It's only about an hour drive, on a good day, from Braintree to Cambridge, Massachusetts, but they are worlds apart. And, it's not so much a question of geography, but of race.
In late July,2009, you'll recall, a distinguished professor of African-American studies at one of the oldest, and best universities in America, Henry Louis Gates, Jr., was arrested, and detained by Cambridge police for several hours after they were called to investigate what looked like a home robbery in an affluent residential part of the city. Before leaving campus, Dr. Gates apparently lost his house keys, something that happens to most of us at one time or another, and only aroused suspicion when he tried to force his way into his own house. A neighbor spotted him, and called police.
The Harvard professor was arrested, once inside and after producing irrefutable proof of identity including his driver's license, and Harvard I.D. card, according to Boston.com. The arresting officer booked Gates for disorderly conduct after "exhibiting loud and tumultous behavior" which allegedly involved screaming and name-calling.
Now fast rewind to 1986, and have a look at the treatment another professor, Amy Bishop, received at the hands of Braintree police who showed up at her family residence after as a youngster she shot, and killed her brother. According to the AP, there were no ballistics tests done after the shooting, and more than a week elapsed before authorities even questioned members of Bishop's family about the murder.
The death of Amy Bishop's 18 year old brother, Seth, was ruled accidental, the case was closed, and the police file mysteriously vanished into thin air.

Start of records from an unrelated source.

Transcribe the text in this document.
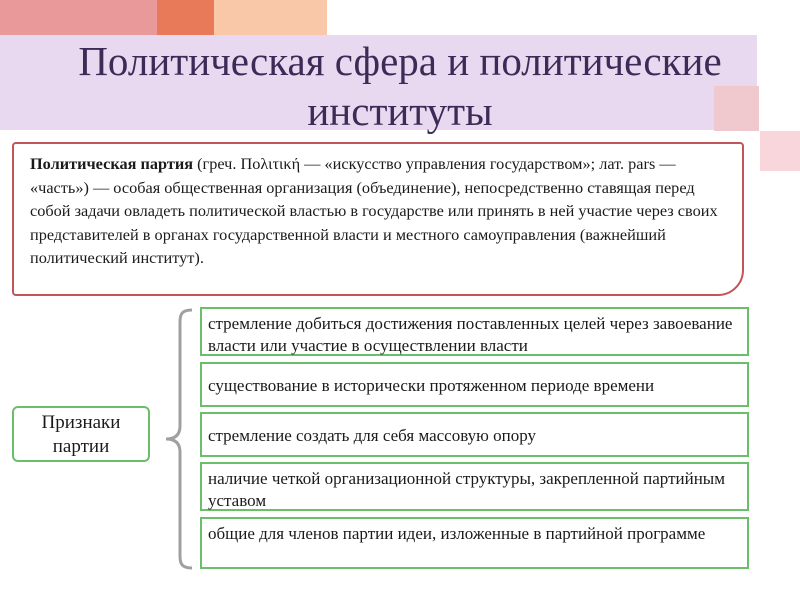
Политическая сфера и политические институты
Политическая партия (греч. Πολιτική — «искусство управления государством»; лат. pars — «часть») — особая общественная организация (объединение), непосредственно ставящая перед собой задачи овладеть политической властью в государстве или принять в ней участие через своих представителей в органах государственной власти и местного самоуправления (важнейший политический институт).
Признаки партии
стремление добиться достижения поставленных целей через завоевание власти или участие в осуществлении власти
существование в исторически протяженном периоде времени
стремление создать для себя массовую опору
наличие четкой организационной структуры, закрепленной партийным уставом
общие для членов партии идеи, изложенные в партийной программе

It is only in the wake of this University of Alabama biology professor's recent killing spree, that claimed the lives of three of her colleagues, that anyone has called for an investigation into the circumstances surrounding her brother's death.
What's more, not only did Bishop put a bullet in her brother's chest, she then went to a local car dealership, pointed the shotgun at employees, and demanded a getaway car for which she was caught, but never charged.
When they were finally questioned by police about the shooting, the Bishop family backed their daughter up when she said she was only trying to learn how to load a shotgun. Mission accomplished. The families of three of her colleagues will attest to that.
What we learn from the incidents in Braintree and Cambridge is that prosecution is selective.
Braintree's current district attorney now says that even if the shooting had been accidental, there was probable cause to arrest Bishop in 1986, and charge her with assault with a dangerous weapon, carrying a dangerous weapon, and possession of a firearm. Why was the case summarily dropped, and the file lost?
And, a larger question is -- how far have we come, really, when a Harvard professor, who happens to be black, loses his keys and is arrested in his own house, after producing documentation proving that he is the home owner, is held for several hours, and only released when it is discovered that not only is he a distinguished professor and scholar, but a friend of a sitting president? Think about the fact that Professor Gates's arrest, and detention, comes nearly a quarter of a century after a young woman shoots and kills her brother, under suspicious circumstances, then terrorizes a car dealership, for which she is neither charged nor investigated.
Who would think, even for an instant, that had Henry Louis Gates, Jr. been a white man trying to gain access to his home in a quiet, residential part of Cambridge that he would have been humiliated by being booked, and having to serve several hours at his local police station?
Those who talk about racial profiling are right, but there is another factor at play here which is that not only race, but socioeconomic status played a role in the instant vindication of a young woman who clearly grew up to think that she could get away with anything, and she would have had it not been for her university's refusal to grant her tenure.
The sooner the criminal justice system faces up to the egregious, and grossly unfair arrest and conviction rates of people of color as compared with their white middle class counterparts, the better.
What happened that day in the picket fence house of a suburb 75 miles outside of Boston is no more representative of that town than the arrest of a Harvard professor on charges of house burglary represents life in Cambridge. This is not about geography, but preconceptions on the part of law enforcement, and the courts. Such prejudice needs to be scrupulouslyexamined, and quickly overcome.